Serving 62.4 million people, the GFN, European Food Banks Federation (FEBA) and Feeding America are thought to prevent 2.68 million metric tons of edible surplus produce going to waste annually.
By helping to tackle hunger and slash emissions, the report argues that food banks are now vital to meeting the objectives of the UN’s Sustainable Development Goals (SDGs).
GFN CEO, Lisa Moon, said: “The report highlights the large-scale environmental and social impact of food banks, a community-based model that is positioned to address the paradox of global hunger and food waste.
“This community-based approach must be considered as a pivotal, stop gap solution in the fight against hunger, alongside public policy change that addresses the root causes of poverty.”
It is estimated that one-third of all food produced for human consumption is lost or wasted. If a quarter of this were saved, it would be enough to feed 870 million people.

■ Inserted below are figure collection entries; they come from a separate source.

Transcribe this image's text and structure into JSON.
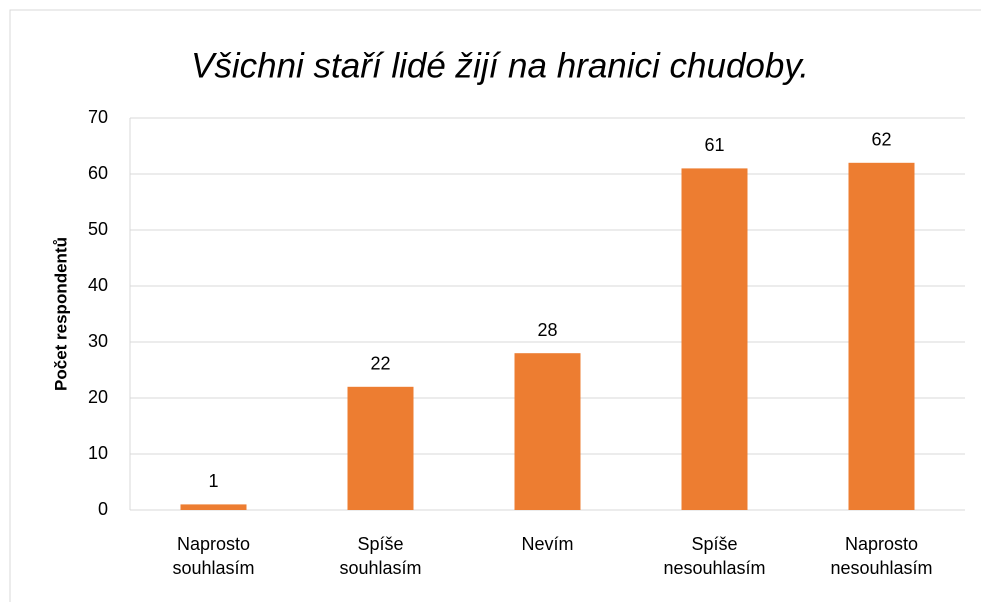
{
  "chart_data": {
    "type": "bar",
    "title": "Všichni staří lidé žijí na hranici chudoby.",
    "y_label": "Počet respondentů",
    "categories": [
      "Naprosto souhlasím",
      "Spíše souhlasím",
      "Nevím",
      "Spíše nesouhlasím",
      "Naprosto nesouhlasím"
    ],
    "values": [
      1,
      22,
      28,
      61,
      62
    ],
    "color": "#ed7d31",
    "ylim": [
      0,
      70
    ],
    "yticks": [
      0,
      10,
      20,
      30,
      40,
      50,
      60,
      70
    ],
    "grid": true
  }
}
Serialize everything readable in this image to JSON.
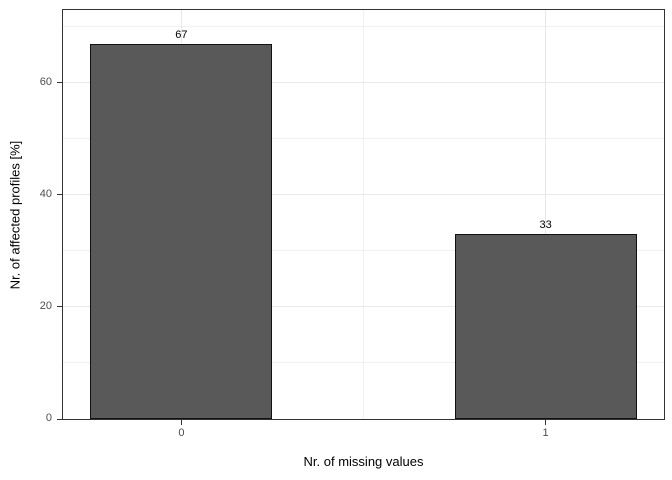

The report highlights how 20% of safe food is wasted over confusion with “best by”, “before best”, “use by” and “sell by” dates on packages, and calls on producers, retailers and governments to address this.
It recommends that businesses standardise date coding, measure and manage their food waste, increase support for food banks and develop a global donation policy.
And it suggests governments measure food insecurity using the Food Insecurity Experience Scale, establish cross-sector cooperation to encourage surplus food donation, partner with food banks and boost funding.
The report was released ahead of the Food Bank Leadership Institute (FBLI), a three-day conference in London on 25-27 March 2019.
“The FBLI has supported community leaders from 60 countries to provide hunger relief through the recovery of edible surpluses,” Moon said. “Many are addressing emerging issues such as nutrition, rural hunger, and prepared food rescue while advocating for broader change in their communities.”